Выбрать главу

В Монреале сошел с судна Олег. Он ведь не был моряком, а числился по ведомству газетных редакций. Никому на «Грибоедове» он не говорил, что ждет нового назначения. Не знал и я. Посылали его теперь корреспондентом в Швецию. Прибыть на место новой работы он должен был самолетом из Москвы. Самолетом же на Москву он сейчас и улетал.

— А попутные перевозки? — спросил я. — Мы же на днях будем проходить Швецию?

— В богатых странах не думают о таких мелочах.

— Мне будет вас не хватать, — сказал я.

— Прощайте, дорогой друг.

Я бы желал его обнять, но знал, что лишь пожму ему руку, да и то сдержанно. Разница в годах? Холодок от той нетопленой спальни?

— Но я был бы рад возможности написать вам, — вдруг сказал он.

И мне не хотелось его терять. Я даже знал заранее, что никогда мне не придет в голову нагрузить это приятельство какими бы то ни было взаимными долгами. Долги рождают обязательства, обязательства — досаду и ложь. При этом мальчике, который годился мне только в самые младшие братья, я что-то в себе самом вспоминал. А ведь я и знать не знал, прощаясь с Олегом, что у него за семья, где он вырос, что у него за друзья. Смешно, но за полтора месяца ежедневных встреч я не выяснил даже, женат ли он, не говоря уже о том, что я совершенно не знал его намерений — кем он собирается становиться потом, в своей окончательной жизни, после того, как потолчется по Европе маленьким газетным корреспондентом.

— Я напишу вам, — сказал он. — Кроме удовольствия знать, что тем самым напомню вам о себе, у меня есть еще один, совершенно конкретный вопросный пункт. Сейчас нет никакой возможности его изложить.

И так уж у нас все с ним складывалось, что спросить прямо, что это за вопросный пункт, я не мог, хотя был убежден, что пункт этот касается Насти. Господи, думал я, вот о чем мне теперь бы следовало молиться, но вы же разбежитесь в разные стороны, потеряете друг друга, еще час — и между вами лягут границы и прочие трудно преодолимые барьеры и препятствия!

Но я не мог не только подвести его за руку к ней и крикнуть — смотри внимательней, дурочка, вот, возможно, твое счастье! — а я не мог даже спросить у него, правильны ли мои предположения, так уж у нас все складывалось.

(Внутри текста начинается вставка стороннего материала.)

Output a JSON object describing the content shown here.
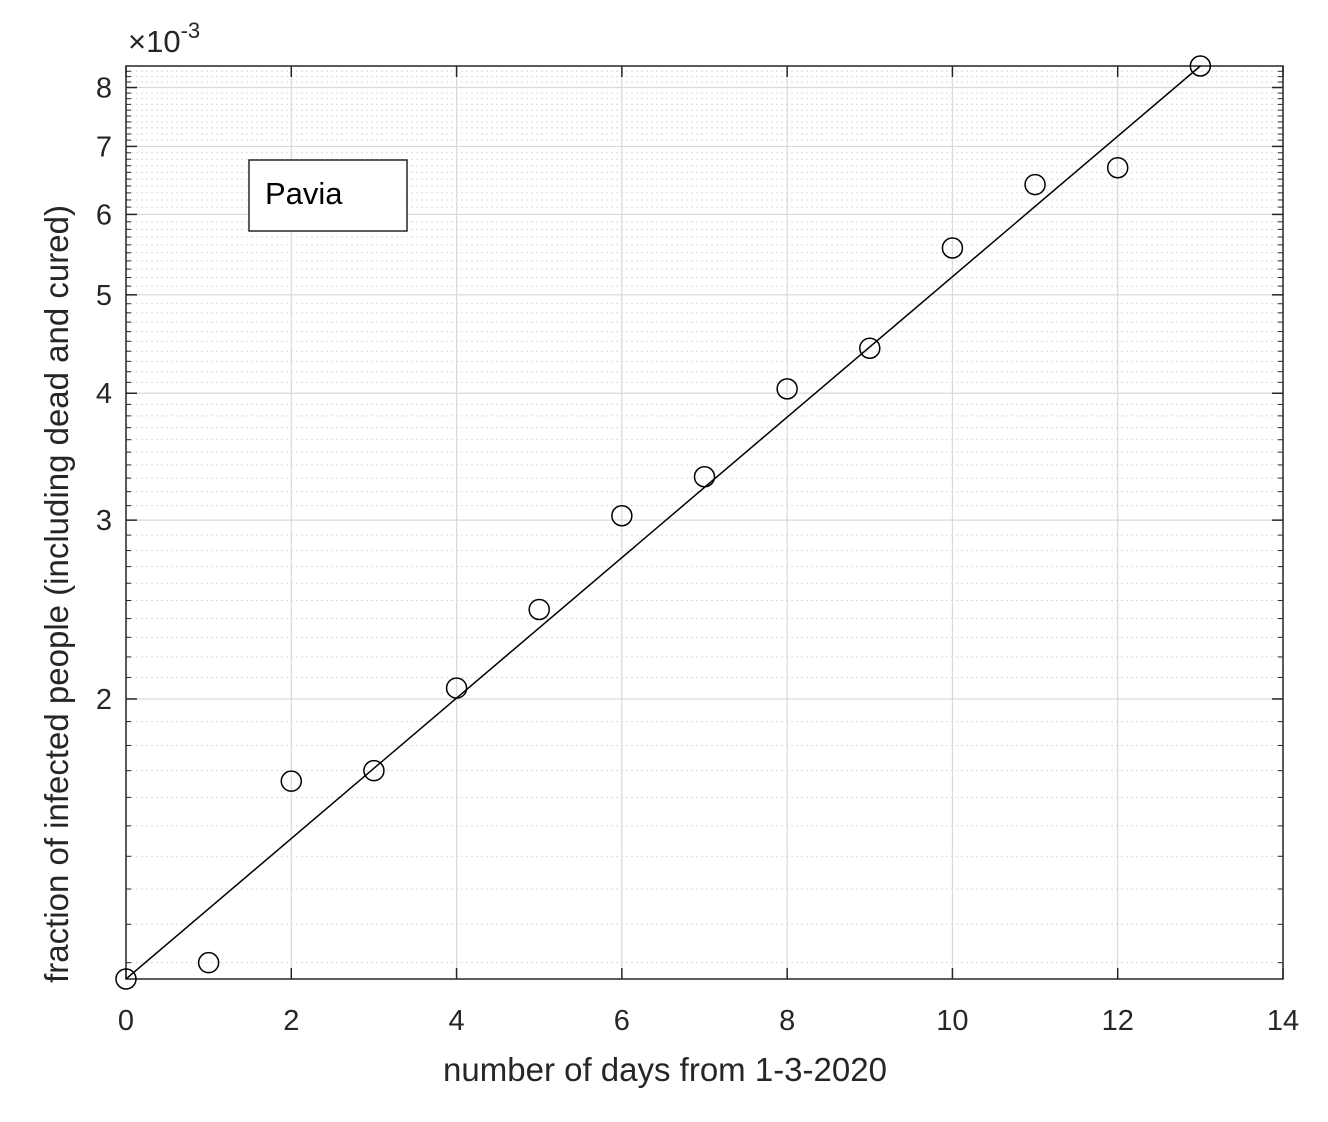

И когда я думал об Олеге, рассуждать, хороший ли он человек или дурной, мне не приходило в голову, зато я был уверен, что воспитание этого мальчика оборонит не только его, но и любого, кто будет с ним рядом, от потери себя. Этот прямой, даже несколько неповоротливый взгляд, эти убранные со лба волосы, это спокойствие. Ушедшая в прошлое манера держать и подавать себя? Старомодность? Мальчик будил во мне воспоминания о том, чего, верно, и не было никогда. Определяя разницу, я должен был обороняться — ведь мое-то лицо было совсем иным. И вот повстречался Олег. Когда я пригляделся к нему, то вновь словно старая музыка из-за старых деревьев парка донеслась до меня. Я не мог себе представить юношу современней, и все же он был из давних времен.

Такого нельзя расцеловать на вокзале, хотя он искренне рад встрече с вами, — выражение его глаз остановит вас.

Такого вы можете не бояться — он никогда ничего не сделает у вас за спиной.

Такого вам не под силу обидеть или оскорбить — он не допустит вас до этого.

Воспитание это? Инстинкт? Я грустил об Олеге, которого терял. И еще я пытался понять, как это так вышло, что он все понимает — ведь по нему не ездили, его не строгали, с него ничего не соскабливали и его не грунтовали заново. Может, и во мне было когда-то подобное что-то? Еще до того, как, держась за борт катящейся по лесной дороге детской коляски, я шел с бабушкой на восток? Еще до того, как я готов был возненавидеть Калашниковых, потому что мне не рассчитаться с ними никогда, ведь из-за них я не умер с голода? Еще до того, как счастливо печатал левой ногой под буханье большого барабана на Петровской набережной? Может, в каждом из нас жил сначала совсем другой человек, которого потом не стало?

Олег улетал в Москву.

В Монреале Настя получила письмо. В письме говорилось, что Володя слег. Из письма — его посылал не он сам — можно было понять, что лечиться он не собирается.

Насколько я знал, в последние годы он еще изредка выходил в море.

— Что он сейчас делает? — спросил я Настю. Сам я писем от него давно уже не получал.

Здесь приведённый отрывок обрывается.